The Williams sisters never participated in USTA junior events, so they did not win any qualifying points.

Healey said, “Our legal team said it would go away, and it did. However, it was a fascinating addition.”

Healey accomplished much of this when driving around the country assisting top companies in finding their next chief executives. He reports that he has led 100 searches over the years, not including smaller positions such as assisting in the hunt for new commissioners for the NFL and Major League Baseball.

“I wasn’t the main guy,” he said, “but because of my long (sports) career, they always welcomed me to be on the squad.”

When his first wife, Sally, died of a heart attack in 1992, Healey was on the verge of becoming USTA president. With two daughters at home, he resigned from the association and focused his tennis efforts on the local level.

Healey became active with the Minnesota Baseline Club and rose through the ranks to become president of the alumni association, which was raising funds for an indoor tennis complex at his alma mater.

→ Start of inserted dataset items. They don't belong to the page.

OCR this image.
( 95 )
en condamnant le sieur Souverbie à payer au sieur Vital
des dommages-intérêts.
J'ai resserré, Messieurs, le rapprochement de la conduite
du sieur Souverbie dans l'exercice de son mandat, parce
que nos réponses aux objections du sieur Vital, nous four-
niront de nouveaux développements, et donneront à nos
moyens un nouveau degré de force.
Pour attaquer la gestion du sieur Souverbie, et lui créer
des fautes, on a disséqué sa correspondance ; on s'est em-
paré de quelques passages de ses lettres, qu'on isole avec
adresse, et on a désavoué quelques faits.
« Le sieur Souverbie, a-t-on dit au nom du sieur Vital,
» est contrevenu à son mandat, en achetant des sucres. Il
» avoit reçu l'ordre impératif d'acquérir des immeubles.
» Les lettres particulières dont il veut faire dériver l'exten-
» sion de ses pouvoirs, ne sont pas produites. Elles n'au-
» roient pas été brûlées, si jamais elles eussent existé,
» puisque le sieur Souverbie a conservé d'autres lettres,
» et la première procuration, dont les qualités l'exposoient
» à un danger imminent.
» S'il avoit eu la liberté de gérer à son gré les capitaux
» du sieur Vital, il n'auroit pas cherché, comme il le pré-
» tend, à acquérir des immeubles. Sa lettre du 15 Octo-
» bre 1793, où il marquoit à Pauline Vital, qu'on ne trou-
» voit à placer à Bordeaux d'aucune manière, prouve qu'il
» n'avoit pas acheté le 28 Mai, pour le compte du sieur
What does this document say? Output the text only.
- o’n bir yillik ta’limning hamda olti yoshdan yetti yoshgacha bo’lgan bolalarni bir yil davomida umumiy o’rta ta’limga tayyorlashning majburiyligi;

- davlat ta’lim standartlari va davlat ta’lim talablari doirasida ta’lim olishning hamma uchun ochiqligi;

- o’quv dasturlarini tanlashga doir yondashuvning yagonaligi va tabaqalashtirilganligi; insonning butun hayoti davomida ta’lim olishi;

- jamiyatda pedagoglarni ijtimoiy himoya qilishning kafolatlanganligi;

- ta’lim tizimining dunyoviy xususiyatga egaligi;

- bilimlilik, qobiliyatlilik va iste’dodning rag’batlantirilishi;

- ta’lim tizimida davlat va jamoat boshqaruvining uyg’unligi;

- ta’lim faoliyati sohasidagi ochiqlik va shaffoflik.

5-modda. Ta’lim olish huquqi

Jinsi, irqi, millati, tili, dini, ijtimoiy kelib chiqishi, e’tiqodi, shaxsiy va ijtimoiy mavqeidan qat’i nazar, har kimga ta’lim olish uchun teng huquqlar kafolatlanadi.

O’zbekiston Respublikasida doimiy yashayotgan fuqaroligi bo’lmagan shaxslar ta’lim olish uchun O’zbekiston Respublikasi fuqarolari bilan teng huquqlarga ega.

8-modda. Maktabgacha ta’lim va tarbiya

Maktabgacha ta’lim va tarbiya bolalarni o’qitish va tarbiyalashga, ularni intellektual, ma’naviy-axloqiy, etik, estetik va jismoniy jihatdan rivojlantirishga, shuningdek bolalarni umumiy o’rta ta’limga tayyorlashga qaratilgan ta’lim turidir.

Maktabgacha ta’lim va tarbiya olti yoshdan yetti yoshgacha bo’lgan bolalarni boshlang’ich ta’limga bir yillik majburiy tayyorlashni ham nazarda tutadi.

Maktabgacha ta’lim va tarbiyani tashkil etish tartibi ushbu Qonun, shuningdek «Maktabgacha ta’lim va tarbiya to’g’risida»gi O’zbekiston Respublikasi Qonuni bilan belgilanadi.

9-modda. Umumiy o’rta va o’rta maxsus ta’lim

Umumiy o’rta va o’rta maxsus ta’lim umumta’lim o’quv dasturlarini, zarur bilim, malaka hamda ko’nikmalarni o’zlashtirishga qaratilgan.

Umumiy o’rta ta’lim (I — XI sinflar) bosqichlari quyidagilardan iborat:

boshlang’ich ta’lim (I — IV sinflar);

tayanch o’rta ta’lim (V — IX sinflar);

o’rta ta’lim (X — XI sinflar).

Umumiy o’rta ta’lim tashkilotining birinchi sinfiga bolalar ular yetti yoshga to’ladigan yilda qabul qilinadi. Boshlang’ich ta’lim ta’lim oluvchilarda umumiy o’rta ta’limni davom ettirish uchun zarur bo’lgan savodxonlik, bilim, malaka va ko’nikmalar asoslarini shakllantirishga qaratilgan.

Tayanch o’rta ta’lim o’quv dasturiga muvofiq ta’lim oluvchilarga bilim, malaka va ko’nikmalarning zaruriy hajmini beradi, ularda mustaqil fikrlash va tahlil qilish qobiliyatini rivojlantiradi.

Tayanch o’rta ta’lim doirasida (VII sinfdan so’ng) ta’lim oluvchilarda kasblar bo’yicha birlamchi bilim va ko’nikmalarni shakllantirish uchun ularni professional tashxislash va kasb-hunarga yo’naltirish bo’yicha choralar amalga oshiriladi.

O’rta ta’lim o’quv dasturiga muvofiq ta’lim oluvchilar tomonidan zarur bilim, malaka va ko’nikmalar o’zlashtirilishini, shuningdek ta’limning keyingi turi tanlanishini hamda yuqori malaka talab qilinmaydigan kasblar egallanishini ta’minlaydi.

Healey was the school’s first student to earn a full scholarship outside of football, basketball or hockey when he played for the Gophers, bypassing proclamations from Miami and California. The Baseline Club now offers four and a half dozen tennis scholarships.

And what about those courts, where Healey began playing after being told he couldn’t play baseball? His name is now on the tennis courts at the Rochester Tennis Club.

“I go back to the beginning, which was living in Minnesota and meeting the right people,” Healey said. “Who knows what would happen if tennis weren’t present? I was very lucky.”